2018-2019 SIKINTI SEZONU
2017-2018 sezonu; Şampiyonlar Ligi'nde gruplardan yenilgisiz çıkılmasına rağmen, lig performansının düştüğü, oyuncuların ve transferlerin sorgulanmaya başlandığı bir sezon oldu. Bir kez daha santrfor değiştiren Beşiktaş, bu kez Negredo'yu transfer etmişti ancak İspanyol golcü bekleneni veremedi. Devre arasında Cenk Tosun'un rekor satışla 23 milyon Euro garanti paraya Everton'a gönderilmesi, başkan Orman ve transfer komitesinin çok büyük başarısı olarak günlerce konuşulmasını sağladı. Ancak; Cenk'in yerine alınan Cyle Larin ve Vagner Love'ın bonservisine ödenen toplam 4.8 milyon ve iki oyuncuya verilen yıllık 3.7 milyon Euroluk ücret, çok fazla gol atamayan her iki oyuncunun, yine Fikret Orman ve transfer komitesi üzerinden sürekli eleştiri konusu yapılmasına da sebep olmuştu bile.
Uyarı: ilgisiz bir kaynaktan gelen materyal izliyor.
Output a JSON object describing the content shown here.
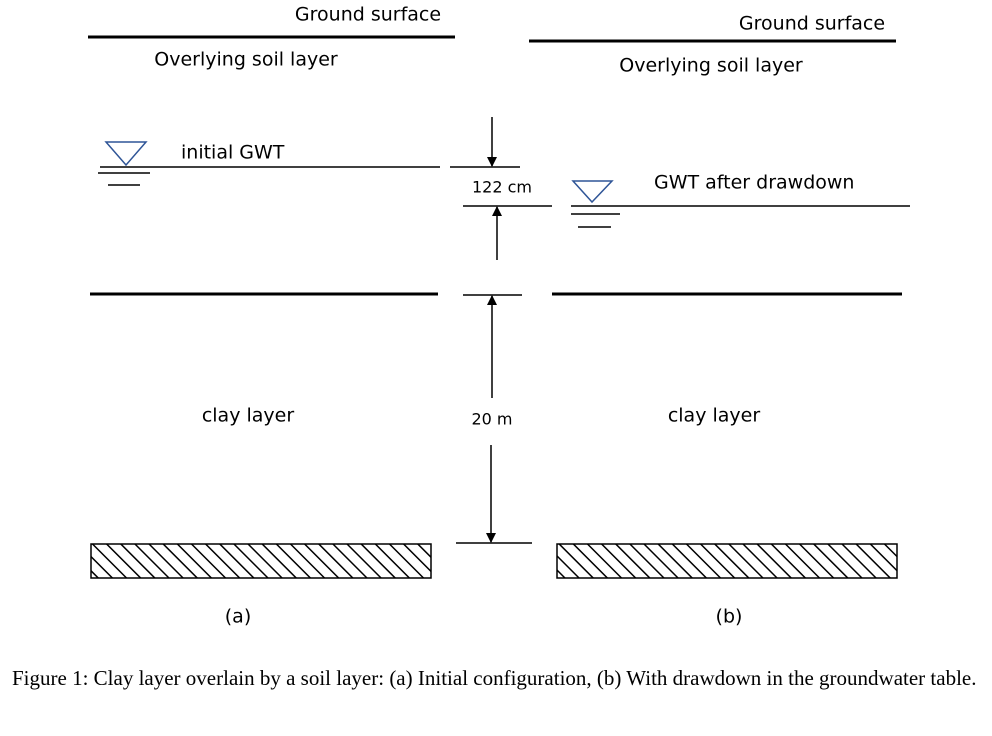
{
  "panels": [
    {
      "ground_label": "Ground surface",
      "soil_label": "Overlying soil layer",
      "gwt_label": "initial GWT",
      "clay_label": "clay layer",
      "tag": "(a)"
    },
    {
      "ground_label": "Ground surface",
      "soil_label": "Overlying soil layer",
      "gwt_label": "GWT after drawdown",
      "clay_label": "clay layer",
      "tag": "(b)"
    }
  ],
  "dimensions": {
    "drawdown": "122 cm",
    "clay_thickness": "20 m"
  },
  "caption": "Figure 1: Clay layer overlain by a soil layer: (a) Initial configuration, (b) With drawdown in the groundwater table."
}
İçinde bulunduğumuz sezona Tosic (4 milyon), Fabircio (6 milyon) ve Mitrovic'i (3.5 milyon Euro) satarak başlayan Fikret Orman ve transfer komitesi, teknik direktör Şenol Güneş'in ilk şart koştuğu sağ bek transferini yapmadığı gibi çokça beklenen santrfor transferini de gerçekleştiremedi. Üstelik sezona çok iyi başlayan Negredo'yu da ligler başladıktan sonra AL Nasr'a sattı. Zaten lig ve Avrupa'da maç kazanmakta zorlanan siyah beyazlılar kadrosunda 4 tane daha santrfor olmasına rağmen 12'nci hafta itibarıyla 2012-2013 'FEDA' sezonunun bile gerisine düştü. Son bir kaç haftadır taraftarların takım, bireysel oyuncular, yönetim ve başkan Fikret Orman üzerinden yaptığı protestolar ve yaşanan ekonomik sıkıntılar, kelimenin tam anlamıyla fedadan sefaya, sefadan sıkıntıya uzanan bir yol oldu.
BUNDAN SONRA NE OLACAK
Şampiyonlar Ligi'ne kalınamadığı için minimum 45 milyon Euro ek kaynak, yeni sponsor gelirinin olmaması ve dövizde yaşanan artış, başkan Fikret Orman ve yönetiminin adeta elini kolunu bağlamış durumda. Geç ödenen futbolcu taksitleri, aylardır yönetimin başını fazlasıyla ağrıtan bir sorun. UEFA'ya verilecek 'borç yok' kağıtlarının bile Eylül ve Ekim ayında futbolcuların bir bölümünden büyük zorluklarla alınması, yeni bir gelir kaynağı olmadığı takdirde daha büyük sorunların ve sıkıntıların yaşanacağının en büyük işareti. Devre arasında mutlaka transfer yapılması gerekliliği de Fikret Orman ve yönetimini kara kara düşündüren bir başka gelişme. Sadece futbol takımı değil, başta basketbol olmak üzere amatör branşlarda da yaşanan mali sıkıntılar sürekli gündeme gelen konular. Ödemelere ve yeni transferlere kaynak arayışında olan yönetimin, şu an için devre arasında yine oyuncu satmaktan başka bir çaresi yok gibi görünüyor. Fakat taraftarın ve kongre üyelerinin en büyük isyanlarından biri de; son iki sezonda sürekli oyuncu satılmasına rağmen, yerlerine alınan oyuncuların iyi çıkmaması ve para kazanılmasına rağmen borcun azalmaması.
Başkan Orman; tüm bu olumsuz gelişmelere, hem yönetim hem de şahsı üzerinden yapılan protestolara, Cumartesi günü yapılacak Divan Kurulu toplantısında cevap vereceğini açıkladı.